5. Review of matching

It is very inefficient to compare the appearance of character strings by shifting them character by character. No matter how much you devise a scripting language, the speed will not increase if you compare it yourself. If you can manage with the functions of the standard library, that is absolutely faster. I knew the method of String in String, but I rejected it because it wouldn't work if it appeared multiple times in one target. I'm not confident in my memory, so I'll search for it. [Search on google "python string match"](https://www.google.com/search?q=python+%E6%96%87%E5%AD%97%E5%88%97+%E3%83 % 9E% E3% 83% 83% E3% 83% 81 & oq = python +% E3% 83% 9E% E3% 83% 83% E3% 83% 81 & aqs = chrome.2.69i57j0i7i30l2j0j0i7i30j0j0i7i30l2.11559j0j7 & sourceid = chrome & ie Oh, there was a function I wanted.

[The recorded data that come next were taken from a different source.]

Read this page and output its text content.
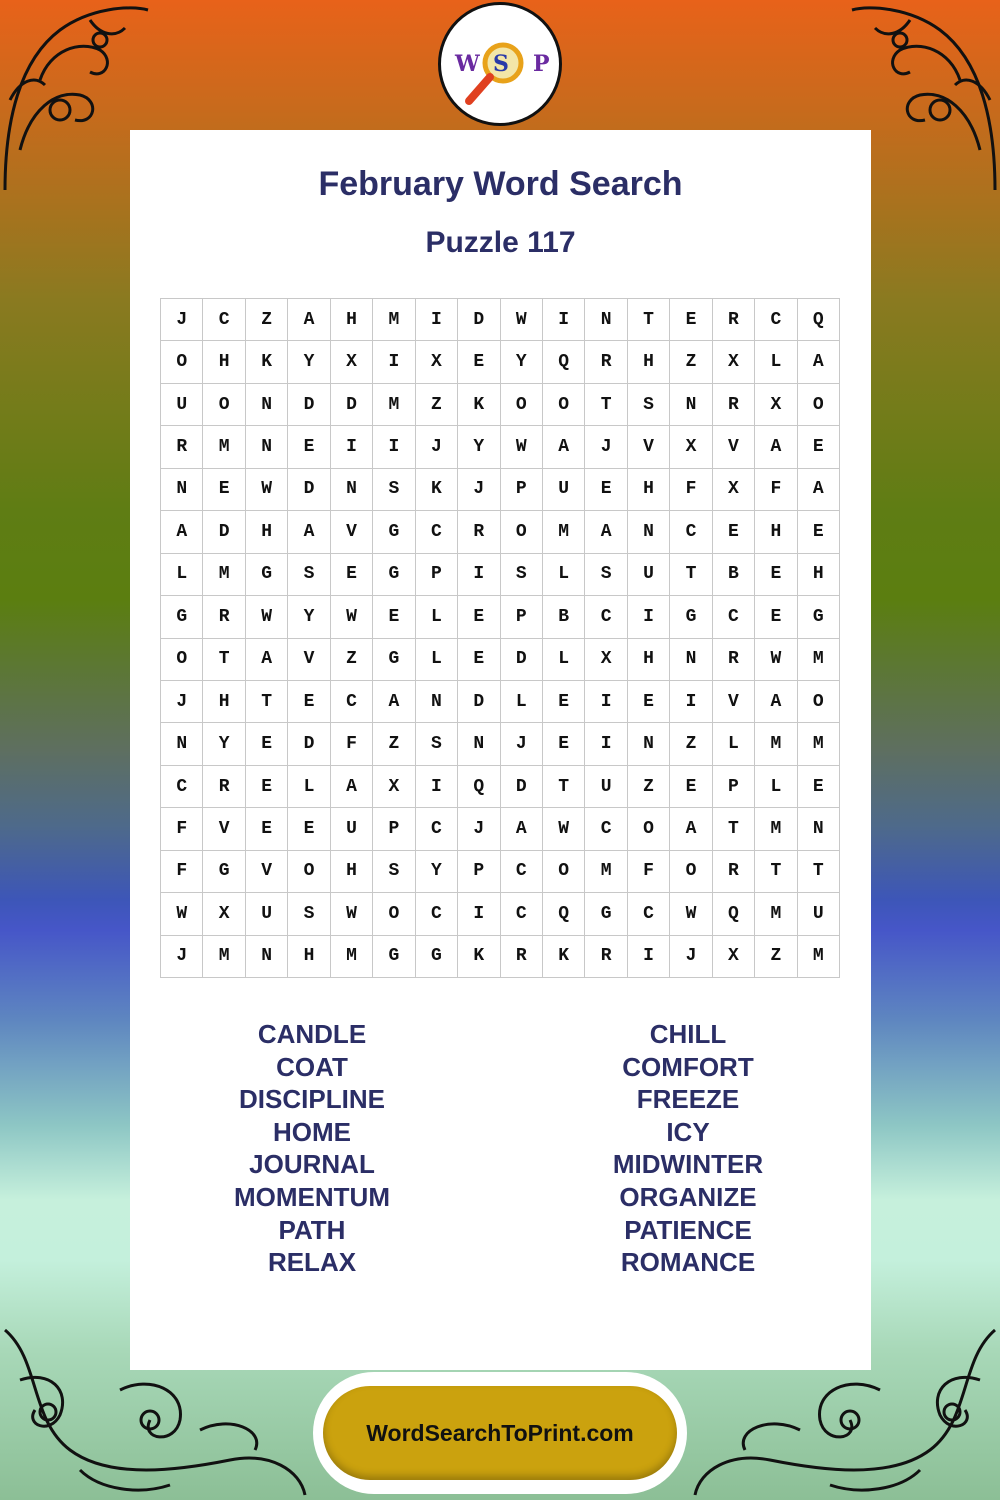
W S P
February Word Search
Puzzle 117
J	C	Z	A	H	M	I	D	W	I	N	T	E	R	C	Q
O	H	K	Y	X	I	X	E	Y	Q	R	H	Z	X	L	A
U	O	N	D	D	M	Z	K	O	O	T	S	N	R	X	O
R	M	N	E	I	I	J	Y	W	A	J	V	X	V	A	E
N	E	W	D	N	S	K	J	P	U	E	H	F	X	F	A
A	D	H	A	V	G	C	R	O	M	A	N	C	E	H	E
L	M	G	S	E	G	P	I	S	L	S	U	T	B	E	H
G	R	W	Y	W	E	L	E	P	B	C	I	G	C	E	G
O	T	A	V	Z	G	L	E	D	L	X	H	N	R	W	M
J	H	T	E	C	A	N	D	L	E	I	E	I	V	A	O
N	Y	E	D	F	Z	S	N	J	E	I	N	Z	L	M	M
C	R	E	L	A	X	I	Q	D	T	U	Z	E	P	L	E
F	V	E	E	U	P	C	J	A	W	C	O	A	T	M	N
F	G	V	O	H	S	Y	P	C	O	M	F	O	R	T	T
W	X	U	S	W	O	C	I	C	Q	G	C	W	Q	M	U
J	M	N	H	M	G	G	K	R	K	R	I	J	X	Z	M
CANDLE
COAT
DISCIPLINE
HOME
JOURNAL
MOMENTUM
PATH
RELAX
CHILL
COMFORT
FREEZE
ICY
MIDWINTER
ORGANIZE
PATIENCE
ROMANCE
WordSearchToPrint.com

Search string with Python (determine whether it contains ~, get position, count) So, rewrite the process in the middle of __search_one.

            for line in filelines:
                # print(line)
                for sentence in line:
                    # for i in range(0, len(sentence)-l+1):
                    #     if string == sentence[i:i+l]:
                    c = sentence.count(string)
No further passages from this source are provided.